# Day 2: Sponsored Posts Click Performance

You are a Product Analyst on the Amazon Sponsored Advertising team investigating sponsored product ad engagement across electronics categories. Your team wants to understand CTR variations to optimize targeted advertising strategies.

In [None]:
import pandas as pd
import numpy as np

dim_product_data = [
  {
    "product_id": 1,
    "product_name": "Smart TV",
    "product_category": "Home Electronics"
  },
  {
    "product_id": 2,
    "product_name": "Wireless Earbuds",
    "product_category": "Electronics & Gadgets"
  },
  {
    "product_id": 3,
    "product_name": "Refrigerator",
    "product_category": "Electronics Appliances"
  },
  {
    "product_id": 4,
    "product_name": "Bestselling Novel",
    "product_category": "Books"
  },
  {
    "product_id": 5,
    "product_name": "Designer Jeans",
    "product_category": "Fashion"
  },
  {
    "product_id": 6,
    "product_name": "Blender",
    "product_category": "Kitchen"
  },
  {
    "product_id": 7,
    "product_name": "Tent",
    "product_category": "Outdoor"
  },
  {
    "product_id": 8,
    "product_name": "Smart Home Hub",
    "product_category": "Home Electronics"
  },
  {
    "product_id": 9,
    "product_name": "Phone Charger",
    "product_category": "Electronics Accessories"
  },
  {
    "product_id": 10,
    "product_name": "Skincare Set",
    "product_category": "Health & Beauty"
  },
  {
    "product_id": 11,
    "product_name": "Drone",
    "product_category": "Electronics Gadgets"
  },
  {
    "product_id": 12,
    "product_name": "Car Charger",
    "product_category": "Automotive"
  }
]
dim_product = pd.DataFrame(dim_product_data)
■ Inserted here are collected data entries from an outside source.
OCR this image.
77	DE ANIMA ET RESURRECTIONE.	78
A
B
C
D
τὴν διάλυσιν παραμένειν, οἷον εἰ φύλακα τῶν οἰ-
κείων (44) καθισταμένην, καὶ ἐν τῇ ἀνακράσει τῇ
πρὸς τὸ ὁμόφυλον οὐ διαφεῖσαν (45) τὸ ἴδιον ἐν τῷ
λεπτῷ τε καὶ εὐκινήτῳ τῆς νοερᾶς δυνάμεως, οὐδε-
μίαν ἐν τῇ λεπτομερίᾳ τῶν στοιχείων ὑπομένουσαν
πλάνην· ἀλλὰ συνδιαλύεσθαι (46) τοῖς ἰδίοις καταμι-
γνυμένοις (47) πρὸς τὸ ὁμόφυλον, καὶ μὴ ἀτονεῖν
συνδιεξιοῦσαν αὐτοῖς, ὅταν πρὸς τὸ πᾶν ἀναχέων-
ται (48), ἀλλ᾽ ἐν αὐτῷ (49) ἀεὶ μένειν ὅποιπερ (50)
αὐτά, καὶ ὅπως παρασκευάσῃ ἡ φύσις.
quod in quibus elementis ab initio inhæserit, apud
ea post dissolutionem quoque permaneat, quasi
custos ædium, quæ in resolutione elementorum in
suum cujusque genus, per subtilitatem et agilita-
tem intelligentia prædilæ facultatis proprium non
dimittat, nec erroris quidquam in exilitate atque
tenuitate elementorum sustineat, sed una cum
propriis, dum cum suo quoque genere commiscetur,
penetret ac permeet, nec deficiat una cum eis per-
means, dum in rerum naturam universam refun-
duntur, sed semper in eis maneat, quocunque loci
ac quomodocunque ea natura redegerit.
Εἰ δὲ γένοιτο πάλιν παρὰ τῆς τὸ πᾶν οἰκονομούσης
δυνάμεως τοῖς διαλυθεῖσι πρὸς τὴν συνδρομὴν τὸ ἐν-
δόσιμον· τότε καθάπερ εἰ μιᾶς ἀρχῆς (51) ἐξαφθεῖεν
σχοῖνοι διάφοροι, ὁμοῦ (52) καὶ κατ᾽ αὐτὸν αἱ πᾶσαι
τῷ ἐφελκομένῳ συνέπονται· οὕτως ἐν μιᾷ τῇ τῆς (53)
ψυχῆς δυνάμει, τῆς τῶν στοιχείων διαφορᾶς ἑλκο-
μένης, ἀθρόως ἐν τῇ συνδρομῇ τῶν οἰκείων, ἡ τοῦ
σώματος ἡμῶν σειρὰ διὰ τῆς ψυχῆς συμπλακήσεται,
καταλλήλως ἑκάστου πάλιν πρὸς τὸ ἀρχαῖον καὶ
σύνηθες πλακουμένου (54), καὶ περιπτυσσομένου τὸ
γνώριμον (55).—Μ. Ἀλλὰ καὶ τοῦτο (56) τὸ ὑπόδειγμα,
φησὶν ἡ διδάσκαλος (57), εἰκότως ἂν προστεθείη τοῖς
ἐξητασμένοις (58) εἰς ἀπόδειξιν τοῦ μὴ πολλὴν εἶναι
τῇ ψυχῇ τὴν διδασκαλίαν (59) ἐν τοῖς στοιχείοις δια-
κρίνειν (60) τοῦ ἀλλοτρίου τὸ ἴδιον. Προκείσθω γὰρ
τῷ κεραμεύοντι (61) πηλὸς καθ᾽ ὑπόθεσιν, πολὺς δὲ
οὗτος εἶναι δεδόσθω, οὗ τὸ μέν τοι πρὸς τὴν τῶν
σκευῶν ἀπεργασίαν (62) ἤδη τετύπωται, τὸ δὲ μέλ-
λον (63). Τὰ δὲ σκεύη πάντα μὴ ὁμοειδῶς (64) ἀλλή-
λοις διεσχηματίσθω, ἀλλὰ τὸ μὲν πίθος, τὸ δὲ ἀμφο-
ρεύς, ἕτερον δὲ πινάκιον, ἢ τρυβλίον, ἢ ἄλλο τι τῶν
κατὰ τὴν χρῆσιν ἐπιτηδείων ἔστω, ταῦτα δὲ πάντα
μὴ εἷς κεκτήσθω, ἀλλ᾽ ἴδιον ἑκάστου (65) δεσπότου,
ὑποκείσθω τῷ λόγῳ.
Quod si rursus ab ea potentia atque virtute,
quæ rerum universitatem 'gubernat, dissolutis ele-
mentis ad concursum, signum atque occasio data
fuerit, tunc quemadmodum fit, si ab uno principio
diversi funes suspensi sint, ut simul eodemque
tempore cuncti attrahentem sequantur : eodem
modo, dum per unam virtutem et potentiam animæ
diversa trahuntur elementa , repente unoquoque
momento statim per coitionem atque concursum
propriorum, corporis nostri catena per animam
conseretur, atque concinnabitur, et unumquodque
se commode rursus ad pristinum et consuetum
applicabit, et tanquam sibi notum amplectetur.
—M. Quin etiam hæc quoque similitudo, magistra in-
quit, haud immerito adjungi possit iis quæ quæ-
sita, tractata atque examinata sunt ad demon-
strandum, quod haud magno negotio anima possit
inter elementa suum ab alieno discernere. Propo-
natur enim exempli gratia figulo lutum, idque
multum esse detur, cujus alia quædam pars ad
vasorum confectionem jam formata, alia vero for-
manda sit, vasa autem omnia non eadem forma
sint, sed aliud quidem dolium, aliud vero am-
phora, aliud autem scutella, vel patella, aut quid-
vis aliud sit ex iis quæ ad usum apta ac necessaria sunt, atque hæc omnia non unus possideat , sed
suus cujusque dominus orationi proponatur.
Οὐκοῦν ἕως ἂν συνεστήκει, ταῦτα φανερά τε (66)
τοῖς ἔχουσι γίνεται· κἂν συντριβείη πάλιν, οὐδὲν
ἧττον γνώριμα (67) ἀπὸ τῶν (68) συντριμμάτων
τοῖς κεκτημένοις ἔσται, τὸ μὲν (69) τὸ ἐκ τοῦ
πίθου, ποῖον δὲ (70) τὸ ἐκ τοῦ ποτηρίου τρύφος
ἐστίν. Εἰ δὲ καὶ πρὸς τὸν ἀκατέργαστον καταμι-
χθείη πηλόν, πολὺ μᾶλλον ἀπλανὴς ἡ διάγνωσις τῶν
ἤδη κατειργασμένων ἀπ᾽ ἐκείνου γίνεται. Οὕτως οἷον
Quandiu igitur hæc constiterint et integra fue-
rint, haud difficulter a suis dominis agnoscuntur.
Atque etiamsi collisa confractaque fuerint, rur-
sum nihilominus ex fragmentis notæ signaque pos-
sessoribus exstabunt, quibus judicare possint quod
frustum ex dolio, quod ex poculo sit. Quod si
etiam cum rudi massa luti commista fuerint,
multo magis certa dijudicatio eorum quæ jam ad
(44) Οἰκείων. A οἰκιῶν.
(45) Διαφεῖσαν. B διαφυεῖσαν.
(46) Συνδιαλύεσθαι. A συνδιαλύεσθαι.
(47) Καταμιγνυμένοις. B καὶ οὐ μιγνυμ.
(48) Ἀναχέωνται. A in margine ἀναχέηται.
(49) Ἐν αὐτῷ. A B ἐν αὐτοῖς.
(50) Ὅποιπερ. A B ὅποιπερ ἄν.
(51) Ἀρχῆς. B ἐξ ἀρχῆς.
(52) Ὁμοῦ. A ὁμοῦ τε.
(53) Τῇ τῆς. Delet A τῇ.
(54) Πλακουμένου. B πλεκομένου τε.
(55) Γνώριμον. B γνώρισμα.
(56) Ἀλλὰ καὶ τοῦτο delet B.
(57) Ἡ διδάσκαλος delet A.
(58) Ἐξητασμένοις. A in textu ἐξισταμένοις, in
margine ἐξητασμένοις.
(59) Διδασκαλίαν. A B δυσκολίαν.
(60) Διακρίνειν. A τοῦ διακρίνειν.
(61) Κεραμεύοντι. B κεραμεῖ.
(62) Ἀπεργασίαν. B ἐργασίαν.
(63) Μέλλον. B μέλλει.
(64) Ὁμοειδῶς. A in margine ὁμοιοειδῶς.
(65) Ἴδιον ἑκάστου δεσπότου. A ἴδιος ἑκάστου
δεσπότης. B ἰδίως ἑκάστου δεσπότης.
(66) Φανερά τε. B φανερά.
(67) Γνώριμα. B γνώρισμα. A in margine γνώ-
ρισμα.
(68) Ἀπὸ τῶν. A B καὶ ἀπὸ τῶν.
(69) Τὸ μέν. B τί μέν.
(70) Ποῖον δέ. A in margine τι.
fct_ad_performance_data = [
  {
    "ad_id": 101,
    "clicks": 10,
    "product_id": 1,
    "impressions": 200,
    "recorded_date": "2024-10-02"
  },
  {
    "ad_id": 102,
    "clicks": 15,
    "product_id": 1,
    "impressions": 300,
    "recorded_date": "2024-10-12"
  },
  {
    "ad_id": 103,
    "clicks": 20,
    "product_id": 2,
    "impressions": 250,
    "recorded_date": "2024-10-05"
  },
  {
    "ad_id": 104,
    "clicks": 18,
    "product_id": 2,
    "impressions": 230,
    "recorded_date": "2024-10-20"
  },
  {
    "ad_id": 105,
    "clicks": 5,
    "product_id": 3,
    "impressions": 150,
    "recorded_date": "2024-10-15"
  },
  {
    "ad_id": 106,
    "clicks": 12,
    "product_id": 3,
    "impressions": 180,
    "recorded_date": "2024-10-25"
  },
  {
    "ad_id": 107,
    "clicks": 50,
    "product_id": 4,
    "impressions": 500,
    "recorded_date": "2024-10-07"
  },
  {
    "ad_id": 108,
    "clicks": 8,
    "product_id": 5,
    "impressions": 250,
    "recorded_date": "2024-10-18"
  },
  {
    "ad_id": 109,
    "clicks": 14,
    "product_id": 6,
    "impressions": 200,
    "recorded_date": "2024-10-10"
  },
  {
    "ad_id": 110,
    "clicks": 22,
    "product_id": 8,
    "impressions": 220,
    "recorded_date": "2024-10-30"
  },
  {
    "ad_id": 111,
    "clicks": 30,
    "product_id": 9,
    "impressions": 300,
    "recorded_date": "2024-10-08"
  },
  {
    "ad_id": 112,
    "clicks": 7,
    "product_id": 11,
    "impressions": 120,
    "recorded_date": "2024-10-22"
  },
  {
    "ad_id": 113,
    "clicks": 13,
    "product_id": 11,
    "impressions": 150,
    "recorded_date": "2024-10-28"
  },
  {
    "ad_id": 114,
    "clicks": 9,
    "product_id": 12,
    "impressions": 190,
    "recorded_date": "2024-10-11"
  },
  {
    "ad_id": 115,
    "clicks": 16,
    "product_id": 2,
    "impressions": 160,
    "recorded_date": "2024-11-01"
  }
]
fct_ad_performance = pd.DataFrame(fct_ad_performance_data)


## Question 1

What is the average click-through rate (CTR) for sponsored product ads for each product category that contains the substring 'Electronics' in its name during October 2024? This analysis will help determine which electronics-related categories are performing optimally.

In [None]:
# Ensure the date column is in datetime format for proper filtering
fct_ad_performance['recorded_date'] = pd.to_datetime(fct_ad_performance['recorded_date'])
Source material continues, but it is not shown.